Réalisateurs : Mathias Théry et Etienne Chaillou
Acteurs : -
Distributeur : Nour Films
Budget : -
Genre : Documentaire
Nationalité : Français.
Durée : 1h37min

Synopsis :
Bastien a vingt ans et milite depuis cinq ans dans le principal parti d’extrême-droite. Quand débute la campagne présidentielle, il est invité par son supérieur à s’engager davantage. Initié à l’art d’endosser le costume des politiciens, il se prend à rêver d’une carrière, mais de vieux démons resurgissent…




Critique :



Il n’y a eu, lors de la dernière élection présidentielle, de sujet plus fâcheux que le Front National. Décrié par un passé sombre et des relents pour le moins racistes, ennemi des uns, le parti a fait l’espoir des autres grâce à un grand travail de dédiabolisation effectué en amont. Il n’était plus question de déclarer publiquement une haine envers les enfants d’immigrés, mais de soutenir la Patrie et ses valeurs, envers et contre tout(s).

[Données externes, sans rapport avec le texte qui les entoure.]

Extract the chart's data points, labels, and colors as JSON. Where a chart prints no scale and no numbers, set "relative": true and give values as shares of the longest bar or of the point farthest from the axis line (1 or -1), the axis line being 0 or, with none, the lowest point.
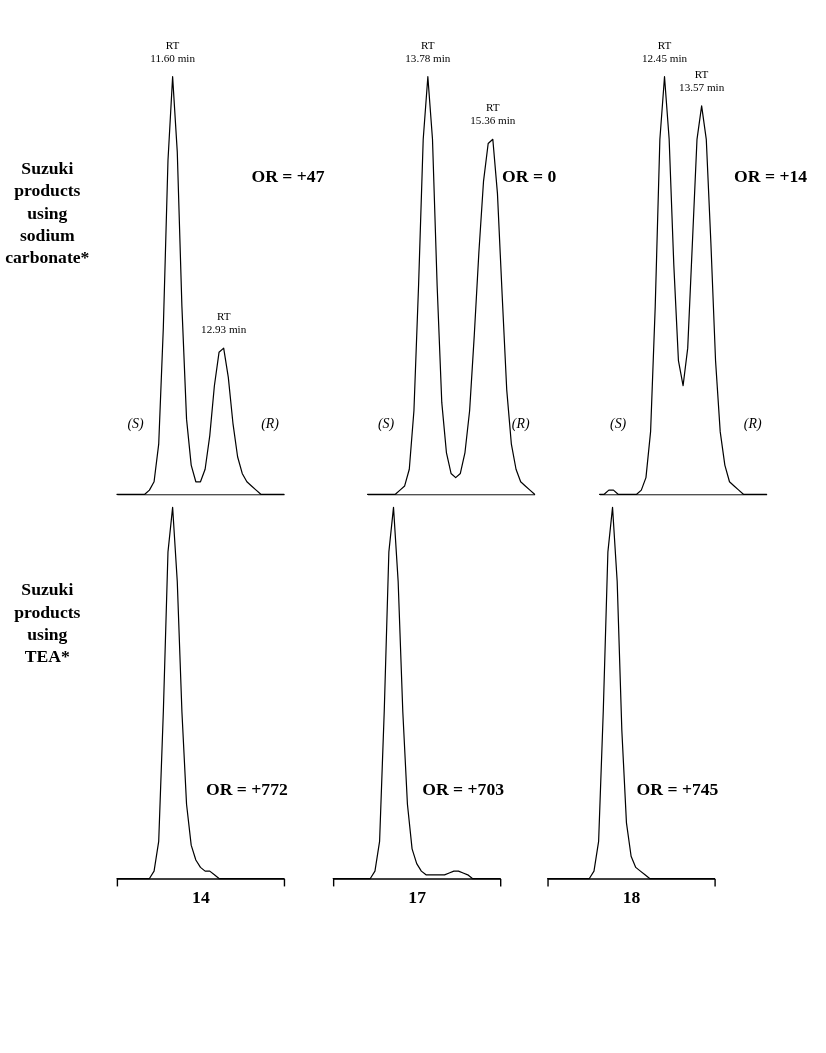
{
  "chart_data": [
    {
      "type": "line",
      "relative": true,
      "tick_labels": false,
      "ylabel": "Suzuki products using sodium carbonate*",
      "categories": [
        null,
        null,
        null,
        null,
        null,
        null,
        null,
        null,
        null,
        null,
        null,
        null,
        null,
        null,
        null,
        null,
        null,
        null,
        null,
        null,
        null,
        null,
        null,
        null,
        null,
        null,
        null,
        null,
        null,
        null,
        null,
        null,
        null,
        null,
        null,
        null,
        null
      ],
      "series": [
        {
          "color": "#000000",
          "values": [
            0,
            0,
            0,
            0,
            0,
            0,
            0,
            0.01,
            0.03,
            0.12,
            0.4,
            0.8,
            1.0,
            0.82,
            0.45,
            0.18,
            0.07,
            0.03,
            0.03,
            0.06,
            0.14,
            0.26,
            0.34,
            0.35,
            0.28,
            0.17,
            0.09,
            0.05,
            0.03,
            0.02,
            0.01,
            0,
            0,
            0,
            0,
            0,
            0
          ]
        }
      ],
      "annotations": [
        "RT\n11.60 min",
        "RT\n12.93 min",
        "(S)",
        "(R)",
        "OR = +47"
      ]
    },
    {
      "type": "line",
      "relative": true,
      "tick_labels": false,
      "categories": [
        null,
        null,
        null,
        null,
        null,
        null,
        null,
        null,
        null,
        null,
        null,
        null,
        null,
        null,
        null,
        null,
        null,
        null,
        null,
        null,
        null,
        null,
        null,
        null,
        null,
        null,
        null,
        null,
        null,
        null,
        null,
        null,
        null,
        null,
        null,
        null,
        null
      ],
      "series": [
        {
          "color": "#000000",
          "values": [
            0,
            0,
            0,
            0,
            0,
            0,
            0,
            0.01,
            0.02,
            0.06,
            0.2,
            0.5,
            0.85,
            1.0,
            0.85,
            0.5,
            0.22,
            0.1,
            0.05,
            0.04,
            0.05,
            0.1,
            0.2,
            0.38,
            0.58,
            0.75,
            0.84,
            0.85,
            0.72,
            0.48,
            0.25,
            0.12,
            0.06,
            0.03,
            0.02,
            0.01,
            0
          ]
        }
      ],
      "annotations": [
        "RT\n13.78 min",
        "RT\n15.36 min",
        "(S)",
        "(R)",
        "OR = 0"
      ]
    },
    {
      "type": "line",
      "relative": true,
      "tick_labels": false,
      "categories": [
        null,
        null,
        null,
        null,
        null,
        null,
        null,
        null,
        null,
        null,
        null,
        null,
        null,
        null,
        null,
        null,
        null,
        null,
        null,
        null,
        null,
        null,
        null,
        null,
        null,
        null,
        null,
        null,
        null,
        null,
        null,
        null,
        null,
        null,
        null,
        null,
        null
      ],
      "series": [
        {
          "color": "#000000",
          "values": [
            0,
            0,
            0.01,
            0.01,
            0,
            0,
            0,
            0,
            0,
            0.01,
            0.04,
            0.15,
            0.45,
            0.85,
            1.0,
            0.85,
            0.55,
            0.32,
            0.26,
            0.35,
            0.6,
            0.85,
            0.93,
            0.85,
            0.6,
            0.32,
            0.15,
            0.07,
            0.03,
            0.02,
            0.01,
            0,
            0,
            0,
            0,
            0,
            0
          ]
        }
      ],
      "annotations": [
        "RT\n12.45 min",
        "RT\n13.57 min",
        "(S)",
        "(R)",
        "OR = +14"
      ]
    },
    {
      "type": "line",
      "relative": true,
      "tick_labels": false,
      "xlabel": "14",
      "ylabel": "Suzuki products using TEA*",
      "categories": [
        null,
        null,
        null,
        null,
        null,
        null,
        null,
        null,
        null,
        null,
        null,
        null,
        null,
        null,
        null,
        null,
        null,
        null,
        null,
        null,
        null,
        null,
        null,
        null,
        null,
        null,
        null,
        null,
        null,
        null,
        null,
        null,
        null,
        null,
        null,
        null,
        null
      ],
      "series": [
        {
          "color": "#000000",
          "values": [
            0,
            0,
            0,
            0,
            0,
            0,
            0,
            0,
            0.02,
            0.1,
            0.45,
            0.88,
            1.0,
            0.8,
            0.45,
            0.2,
            0.09,
            0.05,
            0.03,
            0.02,
            0.02,
            0.01,
            0,
            0,
            0,
            0,
            0,
            0,
            0,
            0,
            0,
            0,
            0,
            0,
            0,
            0,
            0
          ]
        }
      ],
      "annotations": [
        "OR =  +772"
      ]
    },
    {
      "type": "line",
      "relative": true,
      "tick_labels": false,
      "xlabel": "17",
      "categories": [
        null,
        null,
        null,
        null,
        null,
        null,
        null,
        null,
        null,
        null,
        null,
        null,
        null,
        null,
        null,
        null,
        null,
        null,
        null,
        null,
        null,
        null,
        null,
        null,
        null,
        null,
        null,
        null,
        null,
        null,
        null,
        null,
        null,
        null,
        null,
        null,
        null
      ],
      "series": [
        {
          "color": "#000000",
          "values": [
            0,
            0,
            0,
            0,
            0,
            0,
            0,
            0,
            0,
            0.02,
            0.1,
            0.45,
            0.88,
            1.0,
            0.8,
            0.45,
            0.2,
            0.08,
            0.04,
            0.02,
            0.01,
            0.01,
            0.01,
            0.01,
            0.01,
            0.015,
            0.02,
            0.02,
            0.015,
            0.01,
            0,
            0,
            0,
            0,
            0,
            0,
            0
          ]
        }
      ],
      "annotations": [
        "OR = +703"
      ]
    },
    {
      "type": "line",
      "relative": true,
      "tick_labels": false,
      "xlabel": "18",
      "categories": [
        null,
        null,
        null,
        null,
        null,
        null,
        null,
        null,
        null,
        null,
        null,
        null,
        null,
        null,
        null,
        null,
        null,
        null,
        null,
        null,
        null,
        null,
        null,
        null,
        null,
        null,
        null,
        null,
        null,
        null,
        null,
        null,
        null,
        null,
        null,
        null,
        null
      ],
      "series": [
        {
          "color": "#000000",
          "values": [
            0,
            0,
            0,
            0,
            0,
            0,
            0,
            0,
            0,
            0,
            0.02,
            0.1,
            0.45,
            0.88,
            1.0,
            0.8,
            0.4,
            0.15,
            0.06,
            0.03,
            0.02,
            0.01,
            0,
            0,
            0,
            0,
            0,
            0,
            0,
            0,
            0,
            0,
            0,
            0,
            0,
            0,
            0
          ]
        }
      ],
      "annotations": [
        "OR = +745"
      ]
    }
  ]
}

Loin des questions de l’engagement de masse, dont la réponse est déjà apportée par le climat économique et politique actuel, La Cravate s’intéresse à l’individu et observe les raisons intimes qui l’ont conduit à rejoindre le « FN ». Les murs blancs sur lesquels sont placardés le visage d’une Marine Le Pen confiante alternent avec les murs dénudés du petit appartement amiénois de Bastien, jeune militant d’extrême-droite. Motivé par ses convictions, Bastien est très fier de côtoyer ceux qui, à son sens, feront la France de demain. Et, s’il n’a peut-être pas le profil froid et calculateur de ceux qui feront carrière dans le parti, il y trouve des bras ouverts et une place à laquelle il est apprécié.
La Cravate trempe sans cesse dans une voix off on ne peut plus présente et au caractère trop descriptif, évident. Puis, au fur et à mesure, la frustration qu’elle inspire laisse place à un intérêt nouveau. Cette voix de narrateur, qui se positionne entre Bastien, les réalisateurs et le narrateur possède plusieurs vestes : elle est à la fois support pour une distanciation nécessaire et vecteur d’une sorte de sincérité, aussi dérangeante que touchante. La cohabitation entre ces différentes lectures de l’instant filmé fait la singularité du documentaire : toute la qualité de La Cravate réside en sa volonté de dialoguer et comprendre plutôt qu’analyser et exposer. On ne cherche finalement pas à savoir si Bastien, avec son fort sentiment de frustration vestige de son adolescence, est l’électeur type du Front National puisqu’il est un sujet à part entière. C’est par son passé effroyable et son égo brisé que le jeune homme donne un visage à une menace d’autant plus troublante qu’elle est complètement humaine. 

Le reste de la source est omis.